Researchers at Massachusetts General Hospital in Boston reported Sunday they've made functioning rat kidneys in the laboratory, a bioengineering feat of immense import to the tens of thousands of Americans and others on kidney donor waiting lists.

The regenerated rat kidneys effectively produced urine in the laboratory and when transplanted into rats.

Researchers made the organs by stripping cells within the kidneys to leave a skeleton of collagen and other compounds, called the extracellular matrix, to which they added new cells capable of regenerating tissue. Such a technique offers an advantage over attempting to build a kidney with an artificial base, according to Dr. Harald C. Ott, lead author of a paper describing the research published in Nature Medicine.

"The huge benefit would be that it's fully implantable in the shape of a kidney," he said.

Ott cautioned that the work was still in preliminary stages and much work remained still in creating fully functional human kidneys for transplantation. Some 17,000 people with end-stage kidney disease receive a kidney transplant every year in the United States, with nearly 100,000 on waiting lists. In 2011, nearly 5,000 of those people died waiting for a donor kidney. While 90 percent of Americans say they support organ donation, less than one-third make their donor intentions clear.

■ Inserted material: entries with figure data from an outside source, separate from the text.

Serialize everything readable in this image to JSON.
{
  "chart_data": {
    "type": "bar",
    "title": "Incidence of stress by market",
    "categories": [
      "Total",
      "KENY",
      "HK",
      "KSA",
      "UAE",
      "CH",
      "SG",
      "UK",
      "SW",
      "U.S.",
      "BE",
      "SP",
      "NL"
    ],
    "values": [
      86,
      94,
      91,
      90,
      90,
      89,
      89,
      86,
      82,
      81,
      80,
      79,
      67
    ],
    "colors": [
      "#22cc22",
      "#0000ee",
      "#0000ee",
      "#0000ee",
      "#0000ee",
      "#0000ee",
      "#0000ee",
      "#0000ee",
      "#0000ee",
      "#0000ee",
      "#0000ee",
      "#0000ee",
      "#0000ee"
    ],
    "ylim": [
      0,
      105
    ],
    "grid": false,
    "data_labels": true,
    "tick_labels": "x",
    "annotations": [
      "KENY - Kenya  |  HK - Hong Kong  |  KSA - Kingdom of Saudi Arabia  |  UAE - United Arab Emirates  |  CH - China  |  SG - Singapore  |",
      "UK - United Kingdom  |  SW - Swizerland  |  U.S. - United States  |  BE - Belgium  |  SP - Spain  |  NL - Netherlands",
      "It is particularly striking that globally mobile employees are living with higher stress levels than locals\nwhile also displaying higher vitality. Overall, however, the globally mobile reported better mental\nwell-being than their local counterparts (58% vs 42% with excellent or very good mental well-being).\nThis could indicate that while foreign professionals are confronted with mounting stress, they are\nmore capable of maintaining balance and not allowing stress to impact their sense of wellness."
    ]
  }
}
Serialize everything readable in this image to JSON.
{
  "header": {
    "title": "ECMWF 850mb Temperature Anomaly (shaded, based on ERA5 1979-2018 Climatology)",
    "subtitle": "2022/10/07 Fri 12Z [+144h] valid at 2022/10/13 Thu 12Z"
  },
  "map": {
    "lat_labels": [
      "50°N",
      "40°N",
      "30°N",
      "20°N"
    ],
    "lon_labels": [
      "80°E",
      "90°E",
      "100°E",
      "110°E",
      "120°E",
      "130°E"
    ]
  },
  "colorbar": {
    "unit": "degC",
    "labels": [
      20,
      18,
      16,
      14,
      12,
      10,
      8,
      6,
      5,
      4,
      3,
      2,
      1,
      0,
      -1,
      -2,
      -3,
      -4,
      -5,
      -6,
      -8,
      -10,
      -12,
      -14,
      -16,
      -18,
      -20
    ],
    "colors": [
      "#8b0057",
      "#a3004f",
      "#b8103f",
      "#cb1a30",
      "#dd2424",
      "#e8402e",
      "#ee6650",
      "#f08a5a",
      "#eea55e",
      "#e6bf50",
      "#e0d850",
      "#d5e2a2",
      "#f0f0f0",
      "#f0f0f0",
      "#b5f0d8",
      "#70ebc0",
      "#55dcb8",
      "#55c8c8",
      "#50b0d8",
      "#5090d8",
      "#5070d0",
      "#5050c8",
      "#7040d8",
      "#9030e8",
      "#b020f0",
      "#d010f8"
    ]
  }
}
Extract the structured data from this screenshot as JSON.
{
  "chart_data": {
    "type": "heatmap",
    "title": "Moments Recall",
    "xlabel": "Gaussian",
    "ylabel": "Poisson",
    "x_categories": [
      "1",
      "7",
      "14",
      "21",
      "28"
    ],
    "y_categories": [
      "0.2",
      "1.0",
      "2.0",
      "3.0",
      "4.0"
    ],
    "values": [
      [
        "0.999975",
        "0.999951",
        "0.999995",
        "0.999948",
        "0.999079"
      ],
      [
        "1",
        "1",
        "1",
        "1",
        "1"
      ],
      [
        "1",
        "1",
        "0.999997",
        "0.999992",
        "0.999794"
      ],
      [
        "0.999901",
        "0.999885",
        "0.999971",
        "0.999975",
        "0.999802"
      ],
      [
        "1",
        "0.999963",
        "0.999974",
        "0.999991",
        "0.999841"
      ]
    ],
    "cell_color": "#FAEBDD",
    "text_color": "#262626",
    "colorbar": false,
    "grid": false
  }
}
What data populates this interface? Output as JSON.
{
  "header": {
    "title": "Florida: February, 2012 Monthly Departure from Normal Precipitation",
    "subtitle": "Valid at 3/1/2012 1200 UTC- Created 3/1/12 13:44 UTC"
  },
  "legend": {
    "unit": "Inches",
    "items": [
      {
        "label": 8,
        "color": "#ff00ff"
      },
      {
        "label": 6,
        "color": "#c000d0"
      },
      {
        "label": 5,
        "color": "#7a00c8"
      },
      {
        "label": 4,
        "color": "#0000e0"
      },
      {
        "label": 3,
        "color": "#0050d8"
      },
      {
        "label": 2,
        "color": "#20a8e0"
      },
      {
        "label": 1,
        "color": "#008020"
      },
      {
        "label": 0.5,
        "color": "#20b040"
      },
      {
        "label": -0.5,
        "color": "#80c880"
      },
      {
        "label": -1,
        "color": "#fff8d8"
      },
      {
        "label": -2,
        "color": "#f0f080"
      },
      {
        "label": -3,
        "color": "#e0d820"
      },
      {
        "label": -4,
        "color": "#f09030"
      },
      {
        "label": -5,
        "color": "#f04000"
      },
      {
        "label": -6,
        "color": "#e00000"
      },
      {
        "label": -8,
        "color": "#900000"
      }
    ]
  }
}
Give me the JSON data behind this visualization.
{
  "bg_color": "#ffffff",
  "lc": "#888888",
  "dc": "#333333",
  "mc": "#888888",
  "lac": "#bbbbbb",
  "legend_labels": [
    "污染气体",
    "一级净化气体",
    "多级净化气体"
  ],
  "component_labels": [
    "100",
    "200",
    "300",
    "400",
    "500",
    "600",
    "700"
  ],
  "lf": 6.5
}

Other researchers have already conducted similar experiments using extracellular matrix in regenerative medicine, with hearts and other organs, said Dr. Stephan F. Badylak, a researcher at the University of Pittsburg, who was not involved with research. "The real value of this study is that it's the kidney and it's a proof of concept — and the clinical need is so great," he said.

One problem remains with the decellularized tissue technique, however. Previous experiments effectively ended when clotting occurred after the regenerated organ was reconnected to a blood supply. Though Ott and his colleagues saw no signs of bleeding or clotting, they ended the experiments after a "short time," before any sign of kidney malfunction.

The regenerated rat kidneys also failed to function as well as natural ones, producing only rudimentary urine — perhaps given the immaturity of the kidney cells used in the experiment. Now, the researchers are looking to identify the appropriate kinds of cells to repopulate the organ.

Regarding implications for human transplant, Ott said researchers might soon employ a chimeric combination of pig and man, seeding the skeletal remains of a decellularized pig kidney with human cells.

"[I]n an ideal world, you'd take cells from [the] patient and create a kidney on demand."

The study was reported in Nature Medicine on April 14.